Less is More: Label-Guided Summarization of Procedural and Instructional Videos
Shreya Rajpal, Michal Golovanesky, Carsten Eickhoff
TL;DR
PRISM introduces a zero-shot, label-guided, context-aware framework for procedural and instructional video summarization. It combines adaptive frame sampling, semantic anchor generation, and temporally grounded aggregation to produce coherent, semantically rich summaries while processing under 5% of frames. Across YouCook2, ActivityNet Captions, TVSum, SumMe, and medical datasets, PRISM demonstrates strong semantic alignment (high METEOR and BERTScore) and competitive keyframe rankings, with notable efficiency gains. The approach highlights the value of bottom-up semantic anchoring and LLM-assisted synthesis for robust, domain-general video summarization, while acknowledging potential hallucinations and computational overhead as avenues for future improvement.
Abstract
Video summarization helps turn long videos into clear, concise representations that are easier to review, document, and analyze, especially in high-stakes domains like surgical training. Prior work has progressed from using basic visual features like color, motion, and structural changes to using pre-trained vision-language models that can better understand what's happening in the video (semantics) and capture temporal flow, resulting in more context-aware video summarization. We propose a three-stage framework, PRISM: Procedural Representation via Integrated Semantic and Multimodal analysis, that produces semantically grounded video summaries. PRISM combines adaptive visual sampling, label-driven keyframe anchoring, and contextual validation using a large language model (LLM).
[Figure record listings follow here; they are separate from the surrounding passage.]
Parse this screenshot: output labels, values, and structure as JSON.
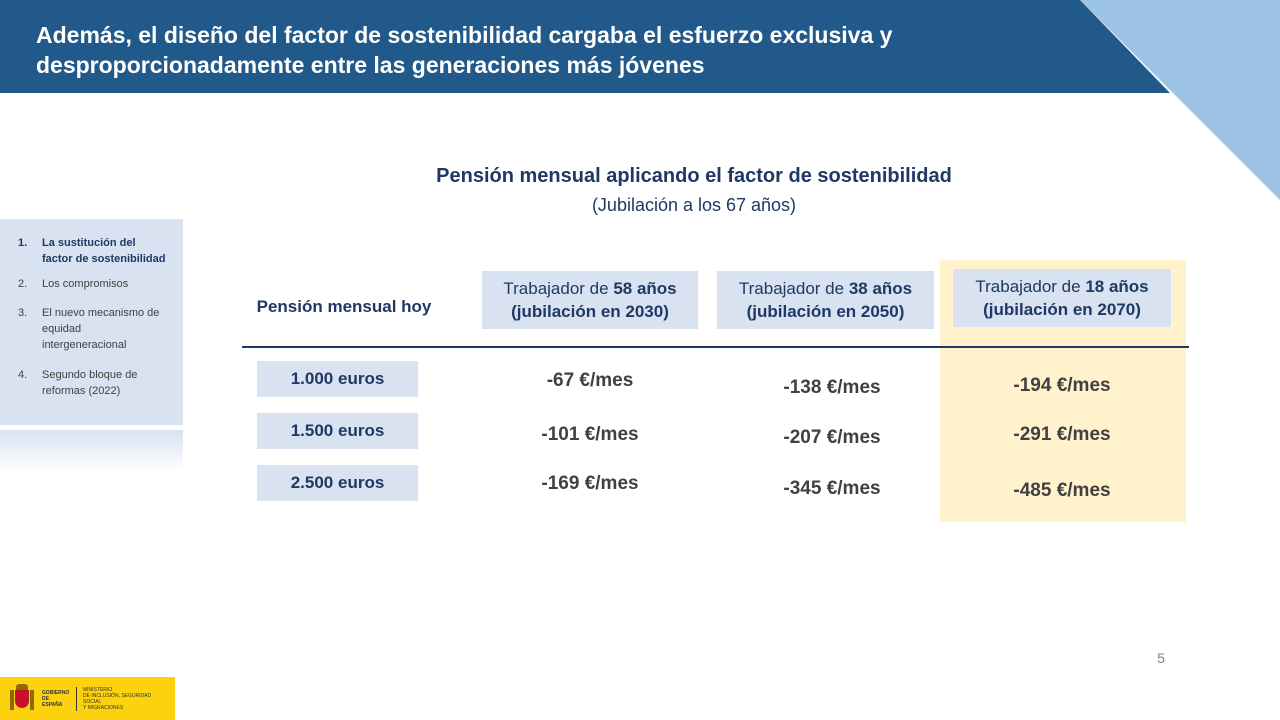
{
  "header": {
    "title": "Además, el diseño del factor de sostenibilidad cargaba el esfuerzo exclusiva y desproporcionadamente entre las generaciones más jóvenes"
  },
  "sidebar": {
    "items": [
      {
        "num": "1.",
        "label": "La sustitución del factor de sostenibilidad",
        "active": true
      },
      {
        "num": "2.",
        "label": "Los compromisos",
        "active": false
      },
      {
        "num": "3.",
        "label": "El nuevo mecanismo de equidad intergeneracional",
        "active": false
      },
      {
        "num": "4.",
        "label": "Segundo bloque de reformas (2022)",
        "active": false
      }
    ]
  },
  "table": {
    "title": "Pensión mensual aplicando el factor de sostenibilidad",
    "subtitle": "(Jubilación a los 67 años)",
    "row_header": "Pensión mensual hoy",
    "columns": [
      {
        "prefix": "Trabajador de ",
        "age": "58 años",
        "retirement": "(jubilación en 2030)"
      },
      {
        "prefix": "Trabajador de ",
        "age": "38 años",
        "retirement": "(jubilación en 2050)"
      },
      {
        "prefix": "Trabajador de ",
        "age": "18 años",
        "retirement": "(jubilación en 2070)"
      }
    ],
    "rows": [
      {
        "label": "1.000 euros",
        "values": [
          "-67 €/mes",
          "-138 €/mes",
          "-194 €/mes"
        ]
      },
      {
        "label": "1.500 euros",
        "values": [
          "-101 €/mes",
          "-207 €/mes",
          "-291 €/mes"
        ]
      },
      {
        "label": "2.500 euros",
        "values": [
          "-169 €/mes",
          "-345 €/mes",
          "-485 €/mes"
        ]
      }
    ]
  },
  "page_number": "5",
  "footer": {
    "gov_line1": "GOBIERNO",
    "gov_line2": "DE ESPAÑA",
    "ministry_line1": "MINISTERIO",
    "ministry_line2": "DE INCLUSIÓN, SEGURIDAD SOCIAL",
    "ministry_line3": "Y MIGRACIONES"
  },
  "colors": {
    "header_blue": "#215a8a",
    "accent_light_blue": "#9dc3e6",
    "cell_blue": "#d9e2f1",
    "highlight_yellow": "#fff2cc",
    "text_navy": "#1f3864",
    "logo_yellow": "#fcd20f"
  }
}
Our method ensures that selected frames reflect meaningful and procedural transitions while filtering out generic or hallucinated content, resulting in contextually coherent summaries across both domain-specific and instructional videos. We evaluate our method on instructional and activity datasets, using reference summaries for instructional videos. Despite sampling fewer than 5% of the original frames, our summaries retain 84% semantic content while improving over baselines by as much as 33%. Our approach generalizes across procedural and domain-specific video tasks, achieving strong performance with both semantic alignment and precision.